HB BAIKONUR. Das Raumschiff „Sojus“ TMA-4 hob um 5.18 Uhr MESZ ab und soll am Mittwoch an der ISS andocken. Start und Flug verliefen nach Plan, teilte die Flugleitung nach der kritischen Startphase mit. An Bord der „Sojus“ sind der russische Kommandant Gennadi Padalka und der US-Flugingenieur Michael Fincke. Sie werden wie die gegenwärtige ISS-Besatzung rund sechs Monate im All bleiben.

Mit an Bord ist auch ein niederländischer Mediziner von der Europäischen Raumfahrtagentur ESA für elf Tage, um dort wissenschaftliche Experimente auszuführen.
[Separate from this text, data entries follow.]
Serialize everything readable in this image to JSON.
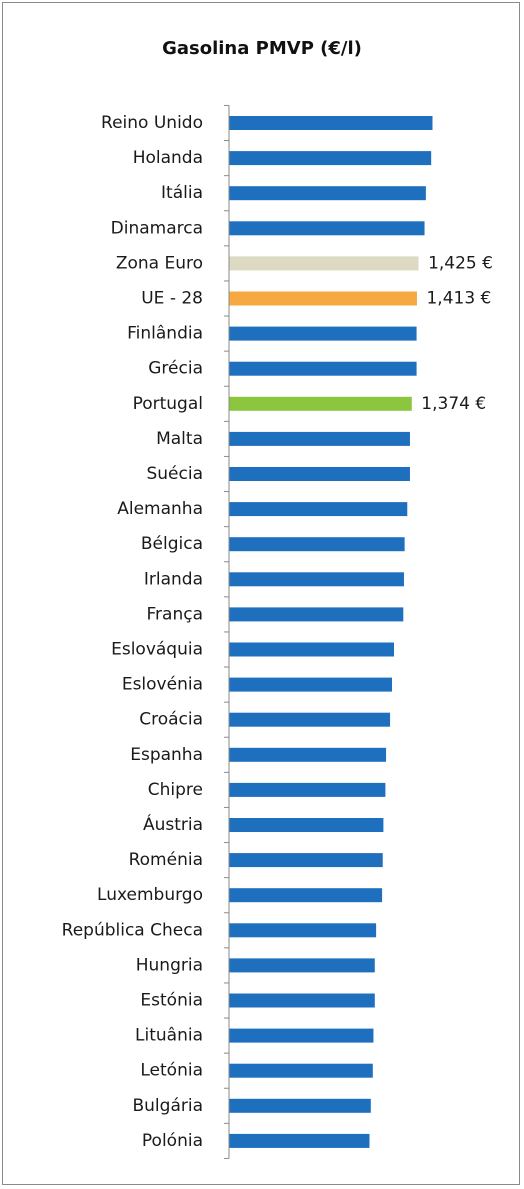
{
  "chart_data": {
    "type": "bar",
    "orientation": "horizontal",
    "title": "Gasolina PMVP (€/l)",
    "xlabel": "",
    "ylabel": "",
    "xlim": [
      0,
      1.68
    ],
    "grid": false,
    "legend": "none",
    "categories": [
      "Reino Unido",
      "Holanda",
      "Itália",
      "Dinamarca",
      "Zona Euro",
      "UE - 28",
      "Finlândia",
      "Grécia",
      "Portugal",
      "Malta",
      "Suécia",
      "Alemanha",
      "Bélgica",
      "Irlanda",
      "França",
      "Eslováquia",
      "Eslovénia",
      "Croácia",
      "Espanha",
      "Chipre",
      "Áustria",
      "Roménia",
      "Luxemburgo",
      "República Checa",
      "Hungria",
      "Estónia",
      "Lituânia",
      "Letónia",
      "Bulgária",
      "Polónia"
    ],
    "values": [
      1.53,
      1.52,
      1.48,
      1.47,
      1.425,
      1.413,
      1.41,
      1.41,
      1.374,
      1.36,
      1.36,
      1.34,
      1.32,
      1.315,
      1.31,
      1.24,
      1.225,
      1.21,
      1.18,
      1.175,
      1.16,
      1.155,
      1.15,
      1.105,
      1.095,
      1.095,
      1.085,
      1.08,
      1.065,
      1.055
    ],
    "data_labels": {
      "4": "1,425 €",
      "5": "1,413 €",
      "8": "1,374 €"
    },
    "colors": {
      "default": "#1f6fbf",
      "highlights": {
        "4": "#ddd9c3",
        "5": "#f7a941",
        "8": "#8cc63f"
      }
    }
  }
}
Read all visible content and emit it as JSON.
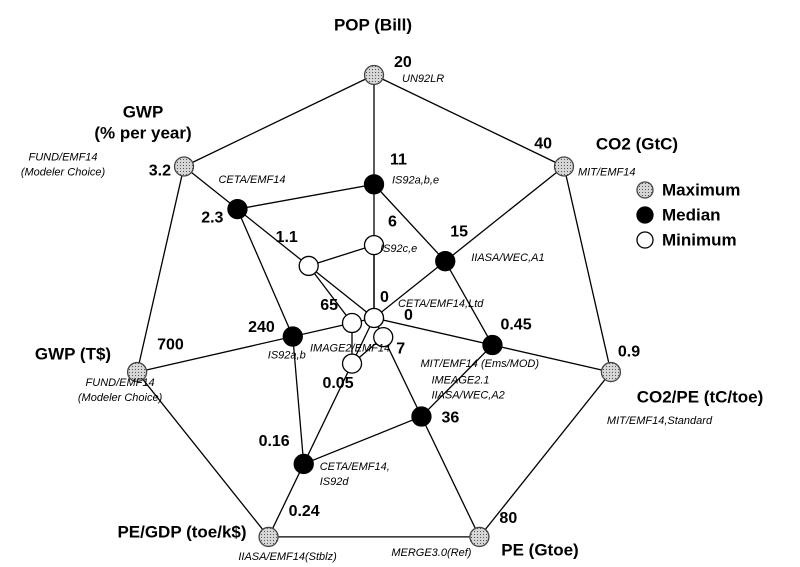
{
  "chart_data": {
    "type": "radar",
    "axes": [
      {
        "label": [
          "POP (Bill)"
        ],
        "lim": [
          0,
          20
        ]
      },
      {
        "label": [
          "CO2 (GtC)"
        ],
        "lim": [
          0,
          40
        ]
      },
      {
        "label": [
          "CO2/PE (tC/toe)"
        ],
        "lim": [
          0,
          0.9
        ]
      },
      {
        "label": [
          "PE (Gtoe)"
        ],
        "lim": [
          0,
          80
        ]
      },
      {
        "label": [
          "PE/GDP (toe/k$)"
        ],
        "lim": [
          0,
          0.24
        ]
      },
      {
        "label": [
          "GWP (T$)"
        ],
        "lim": [
          0,
          700
        ]
      },
      {
        "label": [
          "GWP",
          "(% per year)"
        ],
        "lim": [
          0,
          3.2
        ]
      }
    ],
    "series": [
      {
        "name": "Maximum",
        "color": "#bdbdbd",
        "values": [
          20,
          40,
          0.9,
          80,
          0.24,
          700,
          3.2
        ],
        "notes": [
          [
            "UN92LR"
          ],
          [
            "MIT/EMF14"
          ],
          [
            "MIT/EMF14,Standard"
          ],
          [
            "MERGE3.0(Ref)"
          ],
          [
            "IIASA/EMF14(Stblz)"
          ],
          [
            "FUND/EMF14",
            "(Modeler Choice)"
          ],
          [
            "FUND/EMF14",
            "(Modeler Choice)"
          ]
        ]
      },
      {
        "name": "Median",
        "color": "#000000",
        "values": [
          11,
          15,
          0.45,
          36,
          0.16,
          240,
          2.3
        ],
        "notes": [
          [
            "IS92a,b,e"
          ],
          [
            "IIASA/WEC,A1"
          ],
          [
            "MIT/EMF14 (Ems/MOD)"
          ],
          [
            "IMEAGE2.1",
            "IIASA/WEC,A2"
          ],
          [
            "CETA/EMF14,",
            "IS92d"
          ],
          [
            "IS92a,b"
          ],
          [
            "CETA/EMF14"
          ]
        ]
      },
      {
        "name": "Minimum",
        "color": "#ffffff",
        "values": [
          6,
          0,
          0,
          7,
          0.05,
          65,
          1.1
        ],
        "notes": [
          [
            "IS92c,e"
          ],
          [
            "CETA/EMF14,Ltd"
          ],
          null,
          null,
          [
            "IMAGE2/EMF14"
          ],
          null,
          null
        ]
      }
    ]
  }
}
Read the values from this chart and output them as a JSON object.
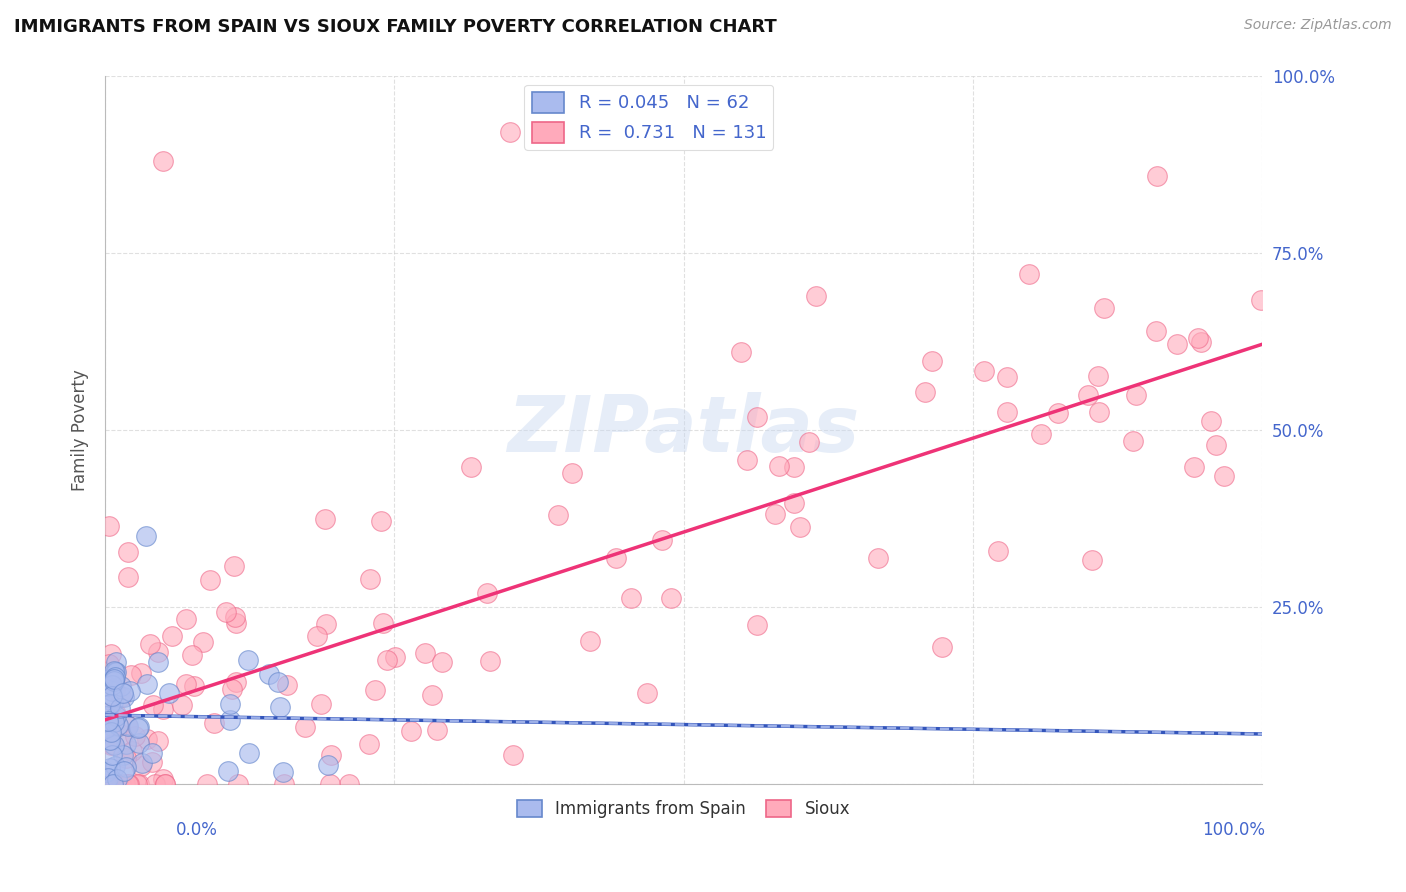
{
  "title": "IMMIGRANTS FROM SPAIN VS SIOUX FAMILY POVERTY CORRELATION CHART",
  "source": "Source: ZipAtlas.com",
  "ylabel": "Family Poverty",
  "legend1_label": "Immigrants from Spain",
  "legend1_R": "0.045",
  "legend1_N": "62",
  "legend2_label": "Sioux",
  "legend2_R": "0.731",
  "legend2_N": "131",
  "watermark_text": "ZIPatlas",
  "background_color": "#ffffff",
  "grid_color": "#cccccc",
  "blue_line_color": "#3355bb",
  "pink_line_color": "#ee3377",
  "blue_scatter_fill": "#aabbee",
  "blue_scatter_edge": "#6688cc",
  "pink_scatter_fill": "#ffaabb",
  "pink_scatter_edge": "#ee6688",
  "title_color": "#111111",
  "source_color": "#999999",
  "axis_label_color": "#4466cc",
  "ylabel_color": "#555555"
}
Er wird mit der alten, der achten, ISS-Besatzung, dem Amerikaner Michael Foale und dem Russen Alexander Kaleri, zur Erde zurückehren.

Seit dem Absturz des US-Shuttles „Columbia“ ruht die gesamte Versorgung der ISS auf den Schultern der russischen Raumfahrt. Im laufenden Jahr sind insgesamt nur zwei bemannte Flüge geplant. Die ISS ist ein Gemeinschaftsprojekt von insgesamt 14 Nationen, darunter auch Deutschland. Das erste Modul startete im November 1998 ins All.